To build a trailer rack: what you are basically doing is creating two hoops and connecting them together. The hoops can be side-to-side in the front and rear, or front-to-back on each side. You connect the hoops together to increase the overall rigidity of your rack.

Hoops side-to-side in front and rear

Hoop front-to-back on each side

The primary bracket of the rack system is the corner bracket. With corner brackets, there are two types of joints.

Where a tubing section intersects another.

For applications where the racks will attach to a flat deck or pad, we have a base bracket. Rack uprights can also be bolted directly to the side of frames and trailer boxes.

Attached to side of a frame

Begin by determining the shape and size of your rack. I do this by sketching the planned rack. Then use the sketch to figure out the number of brackets needed and the tube lengths.

Once you receive your brackets; the first step is cutting your piece to size. This could be done with a hacksaw, but that would take some time. A better way to cut your tubing is using a 4.5” angle grinder with a cutoff wheel attached.

After you have your tubing cut to length, assemble the pieces on the floor the way they go together.

Then, one section at a time, position the brackets at the joint positions, square the joints up and mark the bracket holes.

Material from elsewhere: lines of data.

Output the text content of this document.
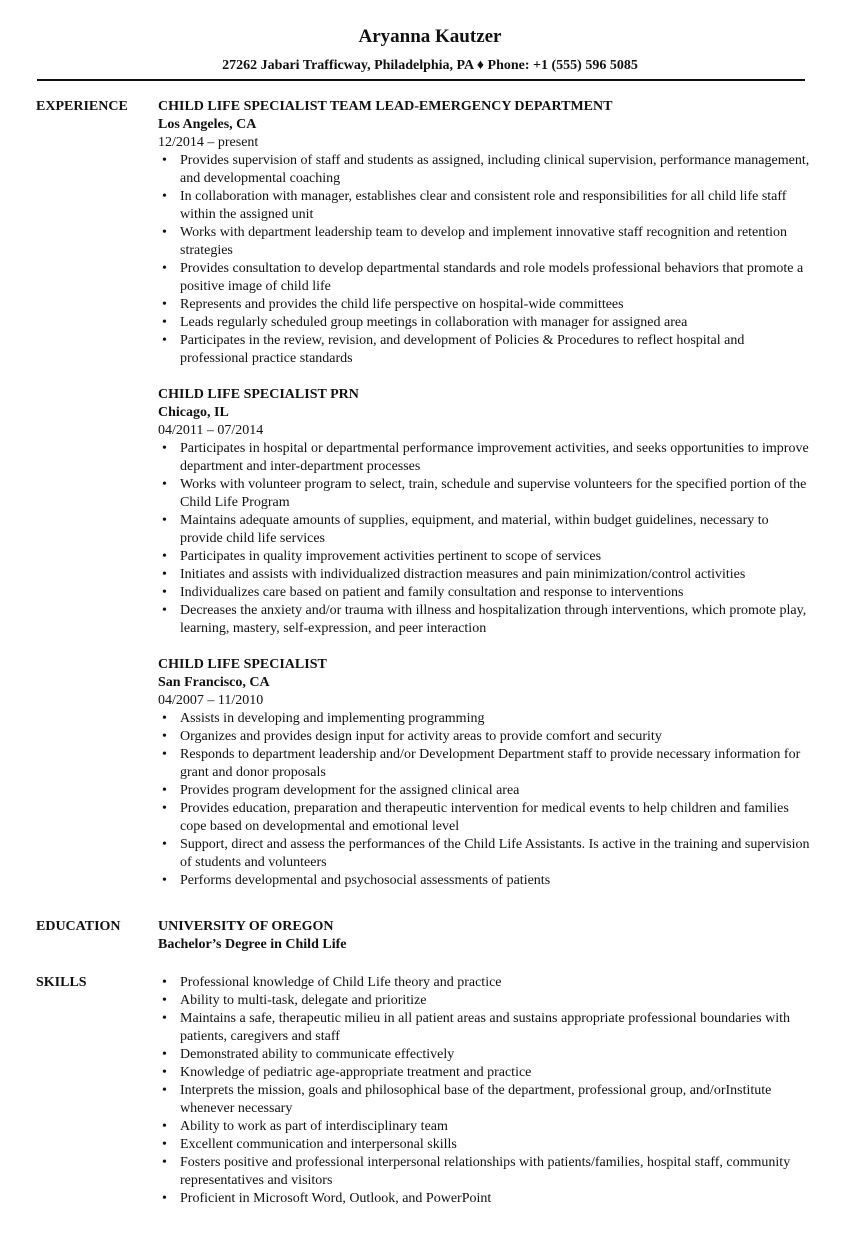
Aryanna Kautzer
27262 Jabari Trafficway, Philadelphia, PA ♦ Phone: +1 (555) 596 5085
EXPERIENCE	CHILD LIFE SPECIALIST TEAM LEAD-EMERGENCY DEPARTMENT
Los Angeles, CA
12/2014 – present
• Provides supervision of staff and students as assigned, including clinical supervision, performance management, and developmental coaching
• In collaboration with manager, establishes clear and consistent role and responsibilities for all child life staff within the assigned unit
• Works with department leadership team to develop and implement innovative staff recognition and retention strategies
• Provides consultation to develop departmental standards and role models professional behaviors that promote a positive image of child life
• Represents and provides the child life perspective on hospital-wide committees
• Leads regularly scheduled group meetings in collaboration with manager for assigned area
• Participates in the review, revision, and development of Policies & Procedures to reflect hospital and professional practice standards
CHILD LIFE SPECIALIST PRN
Chicago, IL
04/2011 – 07/2014
• Participates in hospital or departmental performance improvement activities, and seeks opportunities to improve department and inter-department processes
• Works with volunteer program to select, train, schedule and supervise volunteers for the specified portion of the Child Life Program
• Maintains adequate amounts of supplies, equipment, and material, within budget guidelines, necessary to provide child life services
• Participates in quality improvement activities pertinent to scope of services
• Initiates and assists with individualized distraction measures and pain minimization/control activities
• Individualizes care based on patient and family consultation and response to interventions
• Decreases the anxiety and/or trauma with illness and hospitalization through interventions, which promote play, learning, mastery, self-expression, and peer interaction
CHILD LIFE SPECIALIST
San Francisco, CA
04/2007 – 11/2010
• Assists in developing and implementing programming
• Organizes and provides design input for activity areas to provide comfort and security
• Responds to department leadership and/or Development Department staff to provide necessary information for grant and donor proposals
• Provides program development for the assigned clinical area
• Provides education, preparation and therapeutic intervention for medical events to help children and families cope based on developmental and emotional level
• Support, direct and assess the performances of the Child Life Assistants. Is active in the training and supervision of students and volunteers
• Performs developmental and psychosocial assessments of patients
EDUCATION	UNIVERSITY OF OREGON
Bachelor’s Degree in Child Life
SKILLS
•	Professional knowledge of Child Life theory and practice
• Ability to multi-task, delegate and prioritize
• Maintains a safe, therapeutic milieu in all patient areas and sustains appropriate professional boundaries with patients, caregivers and staff
• Demonstrated ability to communicate effectively
• Knowledge of pediatric age-appropriate treatment and practice
• Interprets the mission, goals and philosophical base of the department, professional group, and/orInstitute whenever necessary
• Ability to work as part of interdisciplinary team
• Excellent communication and interpersonal skills
• Fosters positive and professional interpersonal relationships with patients/families, hospital staff, community representatives and visitors
• Proficient in Microsoft Word, Outlook, and PowerPoint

Now you drill the bracket holes. If you have a drill press available to you, this makes keeping the holes straight through the other side easy. If not, it isn’t that hard to do with a hand drill and clearance drill as needed with the brackets if any of the holes are off-center. For quick assembly post painting, I make joint-to-joint reference notes on a piece of tape, then fold it into the tubing.

Drill Holes for Brackets

Trailer Rack No Weld Kit, Tube Marking

Then painting can be as simple as a quick scuff up with 220 sandpaper, a wipe down with something like xlyene to clean and a coat or two of enamel rattle can paint.
Finally, assemble everything with 5/16” x 2 1/4″ bolt, load up whatever you plan to load on your rack and get out for some fun.